One cannot resist the temptation of thinking that just here the great Pragmatist has been led astray by that very philosophical pride he condemns in the metaphysicians. One cannot help suspecting that it is nothing less than the fact of the soul's appeal to ordinary common-sense that has prejudiced this philosopher of common-sense so profoundly against it.
What James does not seem to see is that his pseudo-scientific reduction of the integral soul-monad into a wavering and fitful series of compounded vortex-consciousness is really a falling back from the empirical data of human reality into the thin abstracted air of conceptual truth. The concrete substantial soul, just because it is the permanent basis of personality and the only basis of personality which common sense can apprehend, is precisely one of those obstinate original particular "data" of consciousness which it is the proud role of conceptual and intellectual logic to explain away, and to explain away in favour of attenuated rationalistic theories which are themselves "abstracted" or, shall we say, pruned and shaved off from the very thing they are supposed to explain.
All these "flowing streams," and "pulses of consciousness" and multiple "compoundings of consciousness" and overlappings of sub-consciousness are in reality, for all their pseudo-scientific air, nothing more or less than the old-fashioned metaphysical conceptions, such as "being" and "becoming," under a new name.
Nor is the new "irrational reason" by which the pragmatist arrives at these plausible theories really in the least different from the imaginative personal vision which, as James himself clearly shows, was at the back of all that old-fashioned dialectic.
The human mind has not changed its inherent texture; nor can it change it. We may talk of substituting intuition for reason. But the "new intuition," with its arrogant claims of getting upon the "inner side" of reality, is after all only "the old reason" functioning with a franker admission of its reliance upon that immediate personal vision and with less regard for the logical rules.
It is not, in fact, because of any rule of "logical identity with itself" that the human mind clings so tenaciously to the notion of an integral soul-monad. It is because of its own inmost consciousness that such a monad, that such a substantial integral soul, is in the deepest sense its very self, and a denial of it a denial of its very self.

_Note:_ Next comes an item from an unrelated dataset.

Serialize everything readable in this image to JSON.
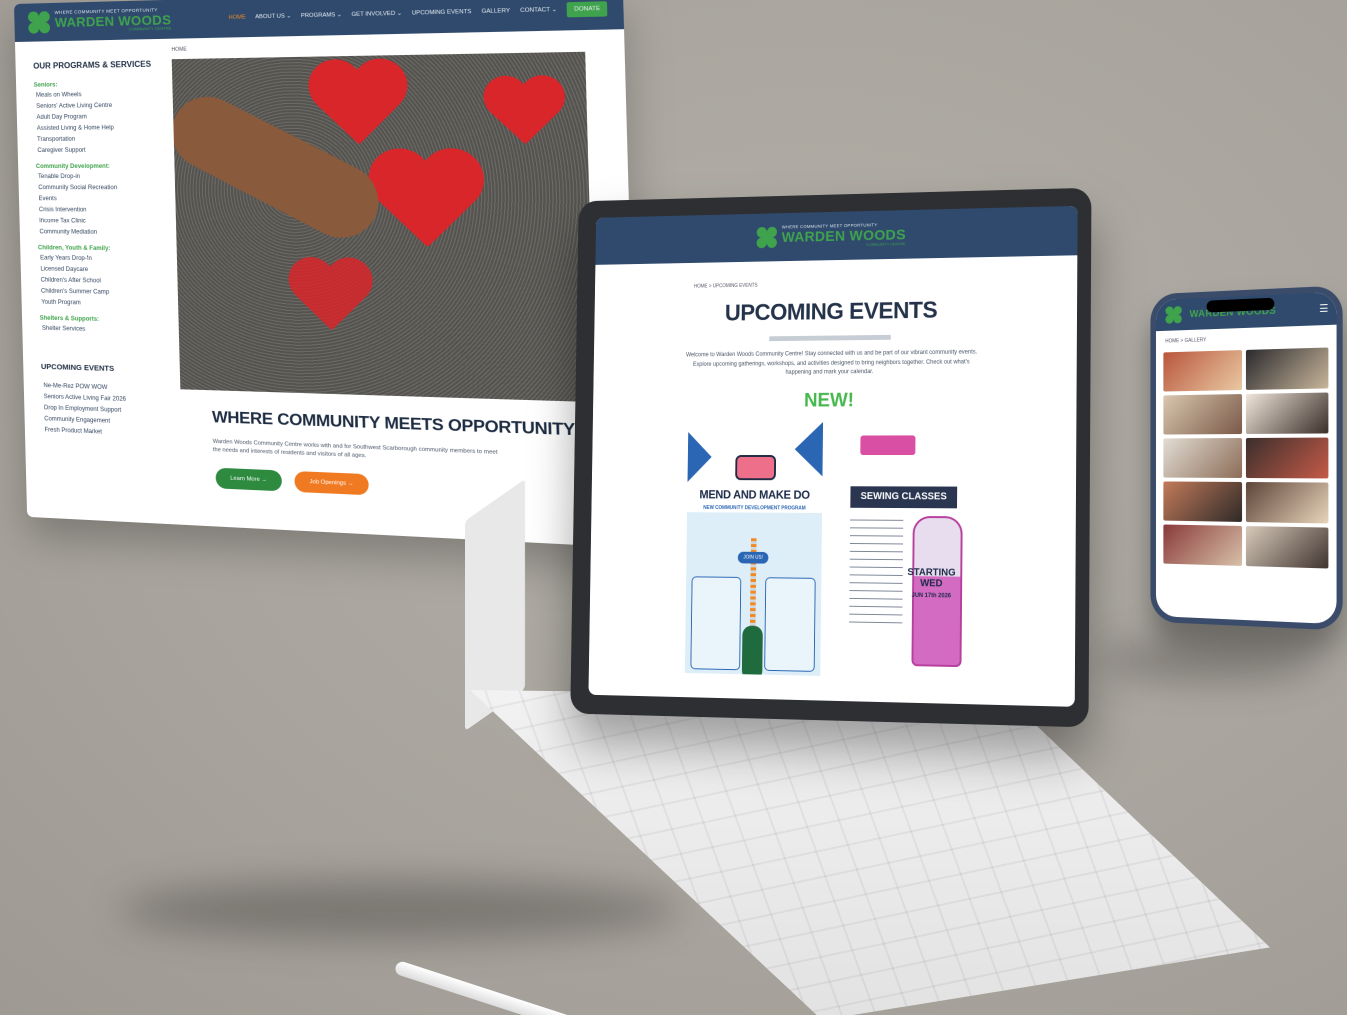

The attitude of Bergson in this matter is much more consistent than that of James. Bergson is frankly and confessedly not a pluralist at all, but a spiritual monist. As a spiritual monist he is compelled to regard what we call "matter," including in this term the mechanical or chemical resistance of body and brain, as something which is produced or evolved or "thrown off" by spirit and as something which, when once it has been evolved, spirit has to penetrate, permeate, and render porous and submissive.
The complexity of Bergson's speculations with regard to memory and the "élan vital," with regard above all to the "true time," has done much to distract popular attention away from his real attitude towards the soul. But Bergson's attitude towards the existence of a substantial soul-monad is consistently and inevitably hostile.
It could not be anything else as long as the original personal "fling" into life which gives each one of us his peculiar angle of vision remained with him a question of one unified spirit—"a continuum of eternal shooting-forth"—which functioned through the brain and through all personal life and perpetually created a new unforeseen universe.
In the flux of this one universal "spirit," whereof "duration," in the mysterious Bergsonian sense, is the functional activity, there can obviously be no place for an actual substantial soul. "The consciousness we have of our own self in its continual flux introduces us to the interior of a reality on the model of which we must represent other realities. All reality, therefore, is a tendency, if we agree to mean by tendency an incipient change in any direction." And when we enquire as to the nature of this "continual flux" of which the positive and integral thing we have come to call the soul is but a ripple, or swirling whirlpool of centripetal ripples, the answer which Bergson gives is definite enough. "We approach a duration which strains, contracts, and intensifies itself more and more; at the limit would be eternity. No longer conceptual eternity, which is an eternity of death, but an eternity of life. A living, and therefore still moving eternity in which our own particular duration would be included, as the vibrations are in light; an eternity which would be the concentration of all duration, as materiality is its dispersion. Between these two extreme limits intuition moves, and this movement is the very essence of metaphysics."